One pattern is very clear: most people I talk to that are frustrated with their job working in classical industries. Whenever I talk to people in the IT industry or in Startups, they seem to be very happy. This is largely in contrast to people working in “classical” industries or in consulting companies. There are several reasons to that:

  • First, it is often about a lack of support within traditional companies. Processes are complex and employees work in that company for quite some time. Bringing in new people (or the cool data scientists) often creates frictions with the established employees of the company. Doing things different to how they used to be done isn’t well perceived by the established type of employees and they have the power and will to block any kind of innovation. The internal network they have can’t compete with any kind of data science magic.
  • Second, data is difficult to grasp and organised in silos. Established companies often have an IT function as a cost center, so things were done or fixed on the fly. It was never really intended to dismantle those silos, as budgets were never reserved or made available in doing so. Even now, most companies don’t look into any kind of data governance to reduce their silos. Data quality isn’t a key aspect they strive for. The new kind of people – data scientists – are often “hunting” for data rather than working with the data.
  • Third, the technology stack is heterogenous and legacy brings in a lot of frustration as well. This is very similar to the second point. Here, the issue is rather about not knowing how to get the data out of a system without a clear API rather than finding data at all.
  • Fourth, everybody forgets about data engineers. Data Scientists sit alone and though they do have some skills in Python, they aren’t the ones operating a technology stack. Often, there is a mismatch between data scientists and data engineers in corporations.
  • Fifth, legacy always kicks in. Mandatory regulatory reporting and finance reporting is often taking away resources from the organisation. You can’t just say: “Hey, I am not doing this report for the regulatory since I want to find some patterns in the behaviour of my customers”. Traditional industries are more heavy regulated than Startups or IT companies. This leads to data scientists being reused for standard reporting (not even self-service!). Then the answer often is: “This is not what I signed up for!”
  • Sixth, Digitalisation and Data units are often created in order to show it to the shareholder report. There is no real need from the board for impact. Impact is driven from the business and the business knows how to do so. There won’t be significant growth at all but some growth with “doing it as usual”. (However, startups and companies changing the status quo will get this significant growth!)
  • Seventh, Data scientists need to be in the business, whereas data engineers need to be in the IT department close to the IT systems. Period. However, Tribes need to be centrally steered.

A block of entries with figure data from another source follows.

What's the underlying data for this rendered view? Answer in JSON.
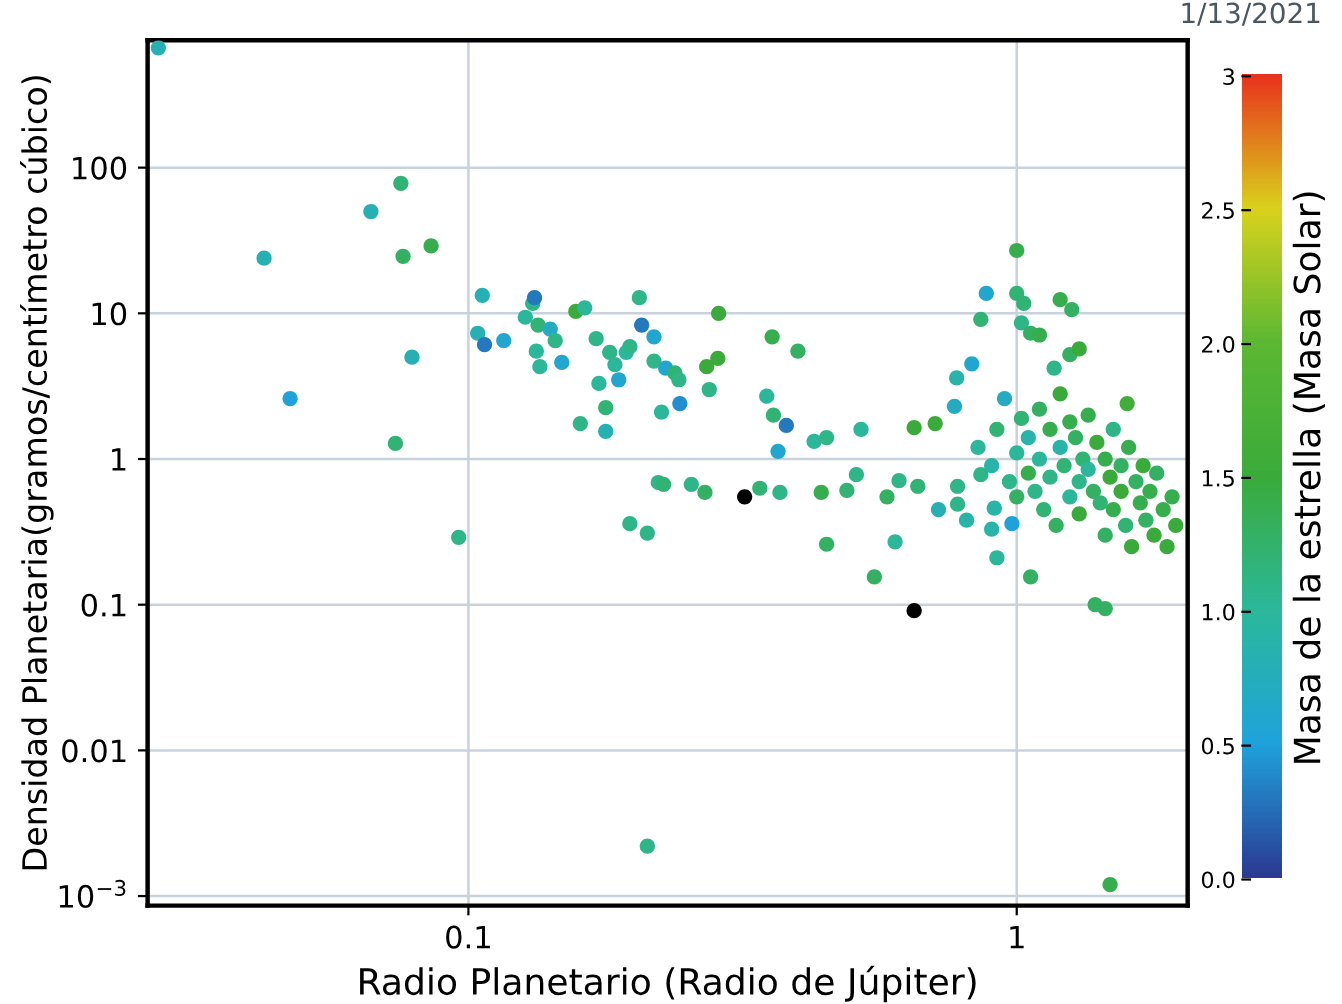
{
  "chart_data": {
    "type": "scatter",
    "xlabel": "Radio Planetario (Radio de Júpiter)",
    "ylabel": "Densidad Planetaria(gramos/centímetro cúbico)",
    "clabel": "Masa de la estrella (Masa Solar)",
    "annotations": [
      "1/13/2021"
    ],
    "log": "xy",
    "grid": true,
    "marker": "circle",
    "xlim": [
      0.026,
      2.05
    ],
    "ylim": [
      0.00086,
      750
    ],
    "xticks": [
      0.1,
      1
    ],
    "yticks": [
      {
        "value": 0.001,
        "label": "10$^{−3}$"
      },
      0.01,
      0.1,
      1,
      10,
      100
    ],
    "clim": [
      0,
      3
    ],
    "cticks": [
      {
        "value": 0,
        "label": "0.0"
      },
      {
        "value": 0.5,
        "label": "0.5"
      },
      {
        "value": 1,
        "label": "1.0"
      },
      {
        "value": 1.5,
        "label": "1.5"
      },
      {
        "value": 2,
        "label": "2.0"
      },
      {
        "value": 2.5,
        "label": "2.5"
      },
      {
        "value": 3,
        "label": "3"
      }
    ],
    "x": [
      0.319,
      0.65,
      0.0272,
      0.0424,
      0.0473,
      0.0664,
      0.0753,
      0.076,
      0.0855,
      0.0789,
      0.0736,
      0.096,
      0.106,
      0.104,
      0.107,
      0.116,
      0.127,
      0.131,
      0.132,
      0.134,
      0.133,
      0.135,
      0.141,
      0.144,
      0.148,
      0.157,
      0.163,
      0.16,
      0.171,
      0.173,
      0.178,
      0.178,
      0.181,
      0.188,
      0.185,
      0.194,
      0.197,
      0.205,
      0.207,
      0.218,
      0.218,
      0.225,
      0.229,
      0.238,
      0.242,
      0.243,
      0.285,
      0.272,
      0.286,
      0.358,
      0.399,
      0.275,
      0.35,
      0.36,
      0.38,
      0.367,
      0.427,
      0.45,
      0.52,
      0.65,
      0.71,
      0.777,
      0.77,
      0.828,
      0.86,
      0.88,
      1.0,
      1.0,
      1.03,
      1.02,
      1.06,
      1.1,
      1.2,
      1.26,
      1.25,
      1.3,
      1.17,
      1.59,
      0.197,
      0.212,
      0.212,
      0.222,
      0.227,
      0.255,
      0.27,
      0.34,
      0.37,
      0.44,
      0.49,
      0.51,
      0.58,
      0.61,
      0.66,
      0.72,
      0.78,
      0.81,
      0.86,
      0.9,
      0.92,
      0.98,
      1.06,
      1.39,
      1.45,
      1.48,
      0.45,
      0.55,
      0.6,
      0.78,
      0.91,
      0.85,
      0.9,
      0.92,
      0.95,
      0.97,
      1.0,
      1.0,
      1.02,
      1.05,
      1.05,
      1.08,
      1.1,
      1.1,
      1.12,
      1.15,
      1.15,
      1.18,
      1.2,
      1.2,
      1.22,
      1.25,
      1.25,
      1.28,
      1.3,
      1.3,
      1.32,
      1.35,
      1.35,
      1.38,
      1.4,
      1.42,
      1.45,
      1.45,
      1.48,
      1.5,
      1.5,
      1.55,
      1.55,
      1.58,
      1.6,
      1.62,
      1.65,
      1.68,
      1.7,
      1.72,
      1.75,
      1.78,
      1.8,
      1.85,
      1.88,
      1.92,
      1.95
    ],
    "values": [
      0.55,
      0.091,
      665,
      23.9,
      2.6,
      50,
      78,
      24.6,
      29,
      5.0,
      1.28,
      0.29,
      13.3,
      7.3,
      6.1,
      6.5,
      9.4,
      11.7,
      12.8,
      8.3,
      5.5,
      4.3,
      7.8,
      6.5,
      4.6,
      10.3,
      10.9,
      1.75,
      6.7,
      3.3,
      2.25,
      1.55,
      5.4,
      3.5,
      4.45,
      5.4,
      5.9,
      12.8,
      8.3,
      4.7,
      6.9,
      2.1,
      4.2,
      3.9,
      3.5,
      2.4,
      4.9,
      4.3,
      10,
      6.9,
      5.5,
      3.0,
      2.7,
      2.0,
      1.7,
      1.13,
      1.32,
      1.4,
      1.6,
      1.64,
      1.75,
      3.6,
      2.3,
      4.5,
      9.1,
      13.7,
      27,
      13.7,
      11.7,
      8.6,
      7.3,
      7.1,
      12.4,
      10.6,
      5.2,
      5.7,
      4.2,
      2.4,
      0.36,
      0.31,
      0.0022,
      0.69,
      0.67,
      0.67,
      0.59,
      0.63,
      0.59,
      0.59,
      0.61,
      0.78,
      0.55,
      0.71,
      0.65,
      0.45,
      0.65,
      0.38,
      0.78,
      0.33,
      0.21,
      0.36,
      0.155,
      0.1,
      0.094,
      0.0012,
      0.26,
      0.155,
      0.27,
      0.49,
      0.46,
      1.2,
      0.9,
      1.6,
      2.6,
      0.7,
      1.1,
      0.55,
      1.9,
      1.4,
      0.8,
      0.6,
      2.2,
      1.0,
      0.45,
      1.6,
      0.75,
      0.35,
      1.2,
      2.8,
      0.9,
      0.55,
      1.8,
      1.4,
      0.7,
      0.42,
      1.0,
      2.0,
      0.85,
      0.6,
      1.3,
      0.5,
      1.0,
      0.3,
      0.75,
      1.6,
      0.45,
      0.9,
      0.6,
      0.35,
      1.2,
      0.25,
      0.7,
      0.5,
      0.9,
      0.38,
      0.6,
      0.3,
      0.8,
      0.45,
      0.25,
      0.55,
      0.35
    ],
    "cvalues": [
      null,
      null,
      0.8,
      0.8,
      0.5,
      0.8,
      1.2,
      1.3,
      1.4,
      0.8,
      1.2,
      1.1,
      0.8,
      0.8,
      0.3,
      0.6,
      1.0,
      1.1,
      0.3,
      1.2,
      1.0,
      1.0,
      0.7,
      1.1,
      0.6,
      1.5,
      1.0,
      1.1,
      1.1,
      1.0,
      1.2,
      0.8,
      1.1,
      0.6,
      1.0,
      1.0,
      1.1,
      1.1,
      0.3,
      1.1,
      0.6,
      1.0,
      0.6,
      1.2,
      1.1,
      0.4,
      1.5,
      1.5,
      1.5,
      1.4,
      1.3,
      1.1,
      1.0,
      1.2,
      0.3,
      0.6,
      1.0,
      1.1,
      1.0,
      1.5,
      1.5,
      0.9,
      0.7,
      0.6,
      1.2,
      0.6,
      1.4,
      1.2,
      1.2,
      1.1,
      1.3,
      1.4,
      1.4,
      1.3,
      1.3,
      1.5,
      1.1,
      1.6,
      1.1,
      1.1,
      1.1,
      1.1,
      1.2,
      1.1,
      1.3,
      1.2,
      1.1,
      1.4,
      1.2,
      1.1,
      1.3,
      1.1,
      1.2,
      0.8,
      1.1,
      0.9,
      1.1,
      0.9,
      1.0,
      0.5,
      1.3,
      1.3,
      1.3,
      1.4,
      1.3,
      1.3,
      1.0,
      1.1,
      0.9,
      1.0,
      0.9,
      1.2,
      0.7,
      1.1,
      1.0,
      1.3,
      1.2,
      0.9,
      1.4,
      1.1,
      1.3,
      1.0,
      1.2,
      1.4,
      1.1,
      1.3,
      0.9,
      1.5,
      1.2,
      1.0,
      1.4,
      1.3,
      1.1,
      1.5,
      1.2,
      1.4,
      1.0,
      1.3,
      1.5,
      1.2,
      1.4,
      1.3,
      1.5,
      1.1,
      1.4,
      1.3,
      1.5,
      1.2,
      1.4,
      1.5,
      1.3,
      1.4,
      1.5,
      1.3,
      1.4,
      1.5,
      1.3,
      1.4,
      1.5,
      1.4,
      1.5
    ]
  }
}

How to overcome this frustration?

Basically, there is no fast cure available to this problem to reduce the frustrated data scientists. The field is still young, so confusion and wrong decisions outside of the IT industry is normal. Projects will fail, skilled people will leave and find new jobs. Over time, companies will get more and more mature in their journey and thus everything around data will become part of the established parts of a company. Just like controlling, marketing or any other function. It is yet to find its place and organisation type.